Brief
16 Geliefde broeders en zusters, vergis u niet: 17 elke goede gave, elk volmaakt geschenk komt van boven, van de Vader van de hemellichten; bij Hem is nooit enige verandering of verduistering waar te nemen. 18 Hij wilde ons door de verkondiging van de waarheid tot leven roepen, zodat wij als het ware de eerste opbrengst van zijn schepping zijn. 19 Geliefde broeders en zusters, onthoud dit goed: ieder mens moet zich haasten om te luisteren, maar traag zijn om te spreken, traag ook in het kwaad worden. 20 Want de woede van een mens brengt niets voort dat in Gods ogen rechtvaardig is. 21 Wees daarom zachtmoedig en leg alle verdorvenheid en elk denkbaar wangedrag af. En aanvaard zo de boodschap die in u is geplant en die u kan redden.
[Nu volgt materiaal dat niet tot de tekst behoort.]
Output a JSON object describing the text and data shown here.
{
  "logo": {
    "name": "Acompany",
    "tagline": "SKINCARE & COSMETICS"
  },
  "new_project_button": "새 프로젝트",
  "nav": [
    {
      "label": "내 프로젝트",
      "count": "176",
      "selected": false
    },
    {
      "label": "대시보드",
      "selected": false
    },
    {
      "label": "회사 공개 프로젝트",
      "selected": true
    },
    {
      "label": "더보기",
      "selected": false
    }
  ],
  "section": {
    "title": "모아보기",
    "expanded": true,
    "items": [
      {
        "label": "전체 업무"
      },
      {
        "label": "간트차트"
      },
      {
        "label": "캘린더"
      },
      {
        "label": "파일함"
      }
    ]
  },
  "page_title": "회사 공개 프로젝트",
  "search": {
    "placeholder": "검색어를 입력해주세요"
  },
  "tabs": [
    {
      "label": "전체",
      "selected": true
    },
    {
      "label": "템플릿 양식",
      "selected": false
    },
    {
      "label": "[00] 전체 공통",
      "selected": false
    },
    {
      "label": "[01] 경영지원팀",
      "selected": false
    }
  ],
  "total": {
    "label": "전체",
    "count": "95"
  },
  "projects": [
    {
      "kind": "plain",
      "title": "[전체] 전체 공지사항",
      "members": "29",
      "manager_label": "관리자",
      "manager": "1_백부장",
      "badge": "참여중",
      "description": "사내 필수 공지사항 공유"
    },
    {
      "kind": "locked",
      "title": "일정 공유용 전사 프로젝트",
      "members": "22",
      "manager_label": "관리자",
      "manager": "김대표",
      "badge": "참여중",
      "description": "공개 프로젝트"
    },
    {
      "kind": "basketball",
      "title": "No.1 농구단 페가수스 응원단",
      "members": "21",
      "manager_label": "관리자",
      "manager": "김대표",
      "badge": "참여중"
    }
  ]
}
5 Nu ga Ik weg, naar Hem die Mij gezonden heeft, maar niemand van jullie vraagt: “Waar gaat U naartoe?” 6 Jullie zijn verdrietig om wat Ik jullie gezegd heb. 7 Maar dit is de waarheid: het is goed voor jullie dat Ik ga, want als Ik niet ga zal de pleitbezorger niet bij jullie komen, maar als Ik weg ben, zal Ik Hem naar jullie zenden. 8 Wanneer Hij komt zal Hij de wereld in het ongelijk stellen door duidelijk te maken wat zonde, gerechtigheid en oordeel is: 9 zonde – dat ze niet in Mij geloven, 10 gerechtigheid – dat Ik naar de Vader ga en jullie Me niet meer zien, 11 oordeel – dat de heerser van deze wereld is veroordeeld. 12 Ik heb jullie nog veel meer te zeggen, maar jullie kunnen het nog niet verdragen. 13 De Geest van de waarheid zal jullie, wanneer Hij komt, de weg wijzen naar de volle waarheid. Hij zal niet namens zichzelf spreken, maar Hij zal zeggen wat Hij hoort en jullie bekendmaken wat komen gaat. 14 Door jullie bekend te maken wat Hij van Mij heeft, zal Hij Mij eren. 15 Alles wat van de Vader is, is van Mij – daarom heb Ik gezegd dat Hij alles wat Hij jullie bekend zal maken, van Mij heeft.